<i>Skywatcher</i>, Ini Dia Fenomena Langit Bulan Mei 2017

By , Kamis, 4 Mei 2017 | 11:30 WIB
()

NASA)

Awal bulan Mei akan ditandai dengan kehadiran Bulan sabit yang sedang menuju fase seperempat awal.

3 Mei. Bulan Kuartir Awal. Bulan akan tampak sejak Matahari terbenam sampai tengah malam saat Bulan terbenam. Para pengamat langit bisa menikmati langit bebas cahaya Bulan mulai tengah malam sampai jelang dini hari sambil menikmati kehadiran Jupiter dan Saturnus sepanjang malam, dan duo Merkurius dan Venus saat jelang fajar.

11 Mei. Bulan Purnama. Bulan akan berada di atas cakrawala sejak Matahari terbenam sampai fajar tiba. Kesempatan baik untuk mengamati Bulan dan kawah-kawahnya. Setelah fase purnama, Bulan secara perlahan akan bergeser waktu terbitnya semakin malam.

26 Mei. Bulan Baru. Waktunya pengamatan. Langit akan gelap tanpa cahaya Bulan. Saat yang tepat untuk melakukan astrofotografi Deep Sky atau Bima Sakti. Pada saat ini, Bulan terbit hampir bersamaan dengan terbitnya Matahari. Jadi Bulan dan Matahari akan tampak sepanjang hari. Pengamat bisa menikmati planet-planet tanpa gangguan cahaya Bulan.

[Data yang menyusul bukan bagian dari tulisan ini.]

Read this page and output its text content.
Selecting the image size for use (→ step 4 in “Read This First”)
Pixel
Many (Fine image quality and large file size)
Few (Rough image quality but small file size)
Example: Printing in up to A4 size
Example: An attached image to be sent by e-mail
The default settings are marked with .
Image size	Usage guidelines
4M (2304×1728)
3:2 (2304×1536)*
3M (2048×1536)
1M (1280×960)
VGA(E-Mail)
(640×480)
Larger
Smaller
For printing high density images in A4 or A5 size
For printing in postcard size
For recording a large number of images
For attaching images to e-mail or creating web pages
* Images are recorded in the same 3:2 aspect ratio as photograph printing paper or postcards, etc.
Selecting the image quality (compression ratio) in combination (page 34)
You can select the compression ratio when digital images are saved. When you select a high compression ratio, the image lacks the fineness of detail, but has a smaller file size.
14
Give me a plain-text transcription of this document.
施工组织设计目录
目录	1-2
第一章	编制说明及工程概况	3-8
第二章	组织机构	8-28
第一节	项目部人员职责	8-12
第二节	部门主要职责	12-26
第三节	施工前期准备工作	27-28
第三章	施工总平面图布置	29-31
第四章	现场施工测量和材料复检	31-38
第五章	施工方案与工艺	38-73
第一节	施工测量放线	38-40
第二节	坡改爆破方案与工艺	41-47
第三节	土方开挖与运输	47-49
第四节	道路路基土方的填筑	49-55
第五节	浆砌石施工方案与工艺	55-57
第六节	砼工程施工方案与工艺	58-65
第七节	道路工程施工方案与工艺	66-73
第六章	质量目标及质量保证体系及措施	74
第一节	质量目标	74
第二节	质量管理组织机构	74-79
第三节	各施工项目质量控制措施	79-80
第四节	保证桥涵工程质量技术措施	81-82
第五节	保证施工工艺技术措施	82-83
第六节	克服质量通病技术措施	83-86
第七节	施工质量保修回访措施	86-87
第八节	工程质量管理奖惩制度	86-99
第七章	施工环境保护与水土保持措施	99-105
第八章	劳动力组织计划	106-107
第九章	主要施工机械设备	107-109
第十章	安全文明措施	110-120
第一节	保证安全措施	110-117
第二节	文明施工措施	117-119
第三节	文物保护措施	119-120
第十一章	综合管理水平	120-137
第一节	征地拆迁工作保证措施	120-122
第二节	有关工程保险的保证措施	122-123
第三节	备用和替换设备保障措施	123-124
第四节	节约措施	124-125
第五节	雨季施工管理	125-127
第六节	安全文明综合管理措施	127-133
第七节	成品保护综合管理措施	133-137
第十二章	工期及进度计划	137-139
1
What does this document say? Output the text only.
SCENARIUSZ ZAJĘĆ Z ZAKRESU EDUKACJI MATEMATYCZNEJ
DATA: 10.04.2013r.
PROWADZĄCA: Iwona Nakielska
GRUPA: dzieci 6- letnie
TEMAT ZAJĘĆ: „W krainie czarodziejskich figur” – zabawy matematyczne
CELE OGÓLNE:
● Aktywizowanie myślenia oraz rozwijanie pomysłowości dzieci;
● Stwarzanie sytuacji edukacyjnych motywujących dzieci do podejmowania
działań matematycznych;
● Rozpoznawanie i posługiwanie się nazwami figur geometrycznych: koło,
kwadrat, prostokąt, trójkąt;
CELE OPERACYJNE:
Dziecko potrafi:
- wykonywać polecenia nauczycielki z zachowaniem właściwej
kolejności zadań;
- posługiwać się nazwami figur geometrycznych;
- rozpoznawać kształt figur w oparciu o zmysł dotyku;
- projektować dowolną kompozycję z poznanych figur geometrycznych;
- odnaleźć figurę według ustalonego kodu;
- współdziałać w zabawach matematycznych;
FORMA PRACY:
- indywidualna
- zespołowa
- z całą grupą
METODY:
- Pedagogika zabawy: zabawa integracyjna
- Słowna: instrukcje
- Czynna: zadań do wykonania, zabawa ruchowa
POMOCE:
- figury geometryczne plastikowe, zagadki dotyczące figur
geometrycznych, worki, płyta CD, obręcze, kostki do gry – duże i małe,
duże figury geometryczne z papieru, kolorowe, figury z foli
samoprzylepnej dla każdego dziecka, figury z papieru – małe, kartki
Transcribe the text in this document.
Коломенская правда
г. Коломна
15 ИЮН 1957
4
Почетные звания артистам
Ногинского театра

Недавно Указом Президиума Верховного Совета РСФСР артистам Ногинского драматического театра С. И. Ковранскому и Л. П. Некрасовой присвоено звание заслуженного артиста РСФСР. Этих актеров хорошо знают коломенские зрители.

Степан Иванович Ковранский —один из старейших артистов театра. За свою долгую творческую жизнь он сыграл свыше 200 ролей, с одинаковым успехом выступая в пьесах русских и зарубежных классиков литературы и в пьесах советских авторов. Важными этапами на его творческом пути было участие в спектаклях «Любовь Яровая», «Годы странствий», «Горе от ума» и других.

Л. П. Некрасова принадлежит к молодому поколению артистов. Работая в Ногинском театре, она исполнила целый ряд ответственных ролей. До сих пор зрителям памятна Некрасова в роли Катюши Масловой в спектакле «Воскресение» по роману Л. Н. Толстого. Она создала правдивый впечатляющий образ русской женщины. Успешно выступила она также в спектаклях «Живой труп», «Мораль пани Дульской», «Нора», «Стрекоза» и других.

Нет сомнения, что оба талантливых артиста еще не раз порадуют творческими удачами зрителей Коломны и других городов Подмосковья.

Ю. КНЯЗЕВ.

6 Mei – Hujan Meteor Eta Aquarid

Dimulai tanggal 19 April – 28 Mei, hujan meteor Eta Aquarid akan mencapai puncak tanggal 6 Mei pukul 03.00 dini hari. Hujan meteor yang berasal dari sisa komet Halley dan tampak tampak datang dari rasi Aquarius. Hujan meteor Eta Aquariid bisa diamati setelah lewat tengah malam sampai jelang fajar, setelah rasi Aquarius terbit sekitar pukul 01:30 dini hari.

Bulan sabit yang baru saja melewati fase seperempat awal, terbenam pukul 01:38 WIB bertepatan dengan rasi Aquarius yang baru saja terbit dan bergerak makin tinggi menjauhi horison. Jadi pengamat bisa menikmati hujan meteor Eta Aquarid tanpa gangguan cahaya Bulan. Di malam puncak, pengamat bisa melihat 40 meteor setiap jam dengan kecepatan 66,9 km/detik.

13/14 Mei — Bulan — Saturnus

Bulan dan Saturnus akan tampak berpasangan di langit malam sejak keduanya terbit jelang pukul 20:00 waktu lokal. Bulan akan terbit terlebih dahulu pada pukul 19:28 waktu lokal disusul Saturnus pukul 19:57 waktu lokal. Pengamat bisa mengamati keduanya yang hanya terpisah 3,4º. Pasangan planet yang terkenal dengan cincinnya dan Bulan cembung besar ini bisa diamati sampai jelang fajar.